UK inflation eased to 2.3% in November, marking the lowest level since March 2017.
According to the latest figures from the Office for National Statistics (ONS), the fall was largely due to a drop in petrol prices.
Computer games and concerts also helped to pull down inflation for the month. Nevertheless the fall was partially offset by rising alcohol and tobacco prices.
Meanwhile, average earnings are currently rising 3.3%, meaning wages in the UK are outpacing inflation levels.
ONS head of inflation Mike Hardie said: “Inflation was little changed as falling petrol prices, thanks to a substantial drop in the cost of crude oil, were offset by rises in tobacco prices following the duty changes announced in the Budget.”
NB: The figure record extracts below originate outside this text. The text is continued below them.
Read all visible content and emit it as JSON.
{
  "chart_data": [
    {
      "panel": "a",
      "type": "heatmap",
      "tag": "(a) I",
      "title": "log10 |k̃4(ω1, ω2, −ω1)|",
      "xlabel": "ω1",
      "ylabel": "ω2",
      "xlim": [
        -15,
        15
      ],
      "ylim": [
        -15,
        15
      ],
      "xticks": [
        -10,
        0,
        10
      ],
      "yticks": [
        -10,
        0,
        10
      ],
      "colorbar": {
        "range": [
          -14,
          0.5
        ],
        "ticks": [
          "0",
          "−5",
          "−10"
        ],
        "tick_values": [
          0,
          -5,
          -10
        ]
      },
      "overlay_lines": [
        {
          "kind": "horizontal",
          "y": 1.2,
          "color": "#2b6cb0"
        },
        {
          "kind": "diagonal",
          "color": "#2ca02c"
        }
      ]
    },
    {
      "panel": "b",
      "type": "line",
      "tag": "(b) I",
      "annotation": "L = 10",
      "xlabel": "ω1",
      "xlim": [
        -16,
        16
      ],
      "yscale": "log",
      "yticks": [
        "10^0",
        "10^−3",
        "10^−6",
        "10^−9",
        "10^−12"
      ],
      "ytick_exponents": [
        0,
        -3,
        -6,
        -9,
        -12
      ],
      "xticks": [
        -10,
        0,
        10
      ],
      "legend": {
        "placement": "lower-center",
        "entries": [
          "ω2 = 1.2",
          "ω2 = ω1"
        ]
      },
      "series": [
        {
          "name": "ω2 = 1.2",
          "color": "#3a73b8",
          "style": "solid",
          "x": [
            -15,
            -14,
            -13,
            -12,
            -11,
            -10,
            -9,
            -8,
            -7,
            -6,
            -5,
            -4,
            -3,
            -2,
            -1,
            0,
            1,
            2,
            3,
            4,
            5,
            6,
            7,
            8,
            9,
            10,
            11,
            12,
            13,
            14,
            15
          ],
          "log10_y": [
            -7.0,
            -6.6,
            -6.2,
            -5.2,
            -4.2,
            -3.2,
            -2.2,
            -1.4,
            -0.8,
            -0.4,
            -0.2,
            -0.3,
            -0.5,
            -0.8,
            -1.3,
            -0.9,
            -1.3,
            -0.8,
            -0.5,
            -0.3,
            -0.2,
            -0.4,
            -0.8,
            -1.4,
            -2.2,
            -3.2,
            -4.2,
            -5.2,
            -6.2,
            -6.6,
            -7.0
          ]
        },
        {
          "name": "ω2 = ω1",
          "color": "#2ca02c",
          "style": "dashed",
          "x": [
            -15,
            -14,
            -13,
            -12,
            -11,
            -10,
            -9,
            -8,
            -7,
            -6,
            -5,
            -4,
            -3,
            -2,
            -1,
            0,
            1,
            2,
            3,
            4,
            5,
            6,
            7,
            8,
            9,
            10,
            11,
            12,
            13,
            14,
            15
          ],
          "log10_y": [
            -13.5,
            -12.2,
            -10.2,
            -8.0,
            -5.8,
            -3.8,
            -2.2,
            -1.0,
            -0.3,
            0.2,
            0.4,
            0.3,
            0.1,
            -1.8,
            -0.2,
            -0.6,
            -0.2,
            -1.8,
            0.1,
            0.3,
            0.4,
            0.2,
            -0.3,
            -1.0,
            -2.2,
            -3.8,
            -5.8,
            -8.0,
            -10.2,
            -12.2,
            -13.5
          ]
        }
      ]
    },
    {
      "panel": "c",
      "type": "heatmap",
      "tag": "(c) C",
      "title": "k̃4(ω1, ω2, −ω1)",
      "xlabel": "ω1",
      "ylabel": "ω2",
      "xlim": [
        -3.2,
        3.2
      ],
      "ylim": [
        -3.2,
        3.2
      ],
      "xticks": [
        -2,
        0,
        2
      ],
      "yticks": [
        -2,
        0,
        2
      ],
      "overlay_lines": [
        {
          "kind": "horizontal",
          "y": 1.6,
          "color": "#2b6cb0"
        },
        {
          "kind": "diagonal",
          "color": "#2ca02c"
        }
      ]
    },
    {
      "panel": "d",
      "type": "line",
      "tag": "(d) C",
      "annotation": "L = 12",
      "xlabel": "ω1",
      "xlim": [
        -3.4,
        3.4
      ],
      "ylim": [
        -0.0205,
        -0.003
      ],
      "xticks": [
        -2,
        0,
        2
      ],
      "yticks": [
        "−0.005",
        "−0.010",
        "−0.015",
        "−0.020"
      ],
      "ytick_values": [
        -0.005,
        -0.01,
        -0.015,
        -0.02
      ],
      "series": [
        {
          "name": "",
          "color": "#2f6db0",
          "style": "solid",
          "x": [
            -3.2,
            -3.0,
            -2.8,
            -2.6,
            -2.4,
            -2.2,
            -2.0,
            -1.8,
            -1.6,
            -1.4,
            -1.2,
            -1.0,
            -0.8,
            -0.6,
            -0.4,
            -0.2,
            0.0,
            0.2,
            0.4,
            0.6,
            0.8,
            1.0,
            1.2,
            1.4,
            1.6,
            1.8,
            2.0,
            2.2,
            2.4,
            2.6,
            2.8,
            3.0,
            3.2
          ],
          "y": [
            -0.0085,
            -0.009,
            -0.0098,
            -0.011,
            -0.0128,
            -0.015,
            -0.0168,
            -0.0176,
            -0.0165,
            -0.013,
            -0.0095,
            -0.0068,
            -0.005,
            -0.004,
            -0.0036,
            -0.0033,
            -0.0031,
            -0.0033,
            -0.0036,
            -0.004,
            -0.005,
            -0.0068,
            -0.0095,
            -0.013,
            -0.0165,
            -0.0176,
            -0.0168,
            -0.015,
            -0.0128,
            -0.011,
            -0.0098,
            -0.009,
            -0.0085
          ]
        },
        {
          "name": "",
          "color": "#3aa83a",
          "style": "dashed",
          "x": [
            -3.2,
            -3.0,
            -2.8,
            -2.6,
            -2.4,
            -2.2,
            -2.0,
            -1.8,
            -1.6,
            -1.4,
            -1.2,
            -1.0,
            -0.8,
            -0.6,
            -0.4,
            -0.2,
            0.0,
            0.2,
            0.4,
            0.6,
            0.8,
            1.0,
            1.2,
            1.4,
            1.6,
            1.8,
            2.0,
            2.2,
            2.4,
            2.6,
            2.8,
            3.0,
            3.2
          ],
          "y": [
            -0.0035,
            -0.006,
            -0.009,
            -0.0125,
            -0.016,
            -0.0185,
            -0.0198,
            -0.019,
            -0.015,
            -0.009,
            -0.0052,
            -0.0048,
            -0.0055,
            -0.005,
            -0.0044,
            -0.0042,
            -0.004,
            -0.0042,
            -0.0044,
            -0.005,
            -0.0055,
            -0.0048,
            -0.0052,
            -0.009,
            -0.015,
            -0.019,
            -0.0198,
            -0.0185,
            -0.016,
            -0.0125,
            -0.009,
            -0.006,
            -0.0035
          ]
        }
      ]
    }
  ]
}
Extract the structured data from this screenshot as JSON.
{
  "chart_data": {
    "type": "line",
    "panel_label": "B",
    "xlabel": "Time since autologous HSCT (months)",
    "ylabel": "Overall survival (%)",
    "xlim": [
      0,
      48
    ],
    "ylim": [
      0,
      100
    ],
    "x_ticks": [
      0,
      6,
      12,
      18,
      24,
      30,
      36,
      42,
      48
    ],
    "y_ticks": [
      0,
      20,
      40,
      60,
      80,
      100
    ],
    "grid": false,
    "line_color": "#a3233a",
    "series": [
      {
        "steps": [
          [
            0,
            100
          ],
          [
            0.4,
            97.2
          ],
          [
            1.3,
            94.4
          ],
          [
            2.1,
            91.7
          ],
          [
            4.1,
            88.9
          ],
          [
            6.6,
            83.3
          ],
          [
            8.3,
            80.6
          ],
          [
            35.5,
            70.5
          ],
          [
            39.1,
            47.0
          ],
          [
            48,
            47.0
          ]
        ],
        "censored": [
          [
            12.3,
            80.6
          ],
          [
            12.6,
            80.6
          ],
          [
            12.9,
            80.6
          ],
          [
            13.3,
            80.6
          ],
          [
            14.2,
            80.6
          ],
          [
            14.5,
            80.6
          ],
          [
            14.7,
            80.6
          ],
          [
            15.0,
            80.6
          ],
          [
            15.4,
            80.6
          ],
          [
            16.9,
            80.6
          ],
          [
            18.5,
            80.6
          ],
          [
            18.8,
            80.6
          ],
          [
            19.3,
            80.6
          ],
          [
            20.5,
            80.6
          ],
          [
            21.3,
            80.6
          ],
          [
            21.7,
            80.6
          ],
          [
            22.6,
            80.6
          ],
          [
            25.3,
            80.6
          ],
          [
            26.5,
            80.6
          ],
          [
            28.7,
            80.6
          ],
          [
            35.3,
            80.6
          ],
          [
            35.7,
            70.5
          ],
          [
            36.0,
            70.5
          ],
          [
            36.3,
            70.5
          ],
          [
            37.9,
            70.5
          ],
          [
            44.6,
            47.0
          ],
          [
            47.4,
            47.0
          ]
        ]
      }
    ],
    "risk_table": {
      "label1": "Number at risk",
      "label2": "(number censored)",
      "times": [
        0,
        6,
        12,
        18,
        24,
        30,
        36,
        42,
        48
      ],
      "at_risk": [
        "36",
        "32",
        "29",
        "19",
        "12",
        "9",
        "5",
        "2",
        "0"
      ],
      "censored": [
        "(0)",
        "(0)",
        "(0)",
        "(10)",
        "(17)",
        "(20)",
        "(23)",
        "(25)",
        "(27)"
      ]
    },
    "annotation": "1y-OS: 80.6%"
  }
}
Ultimately, oil prices have dipped in recent months amid concerns of an oversupply due to U.S production dragging down petrol prices, despite efforts to cut output by OPEC.
The figures prove in line with market expectations, slipping from the 2.4% recorded in October.
Last month, the Bank of England opted to hold interest rates at at 0.75% as a result of prolonged uncertainty regarding Brexit negotiations.
The Bank of England’s Monetary Policy Committee is next set to convene on Thursday.
The pound sterling is down marginally against the dollar and euro, -0.32% and -0.09%, respectively.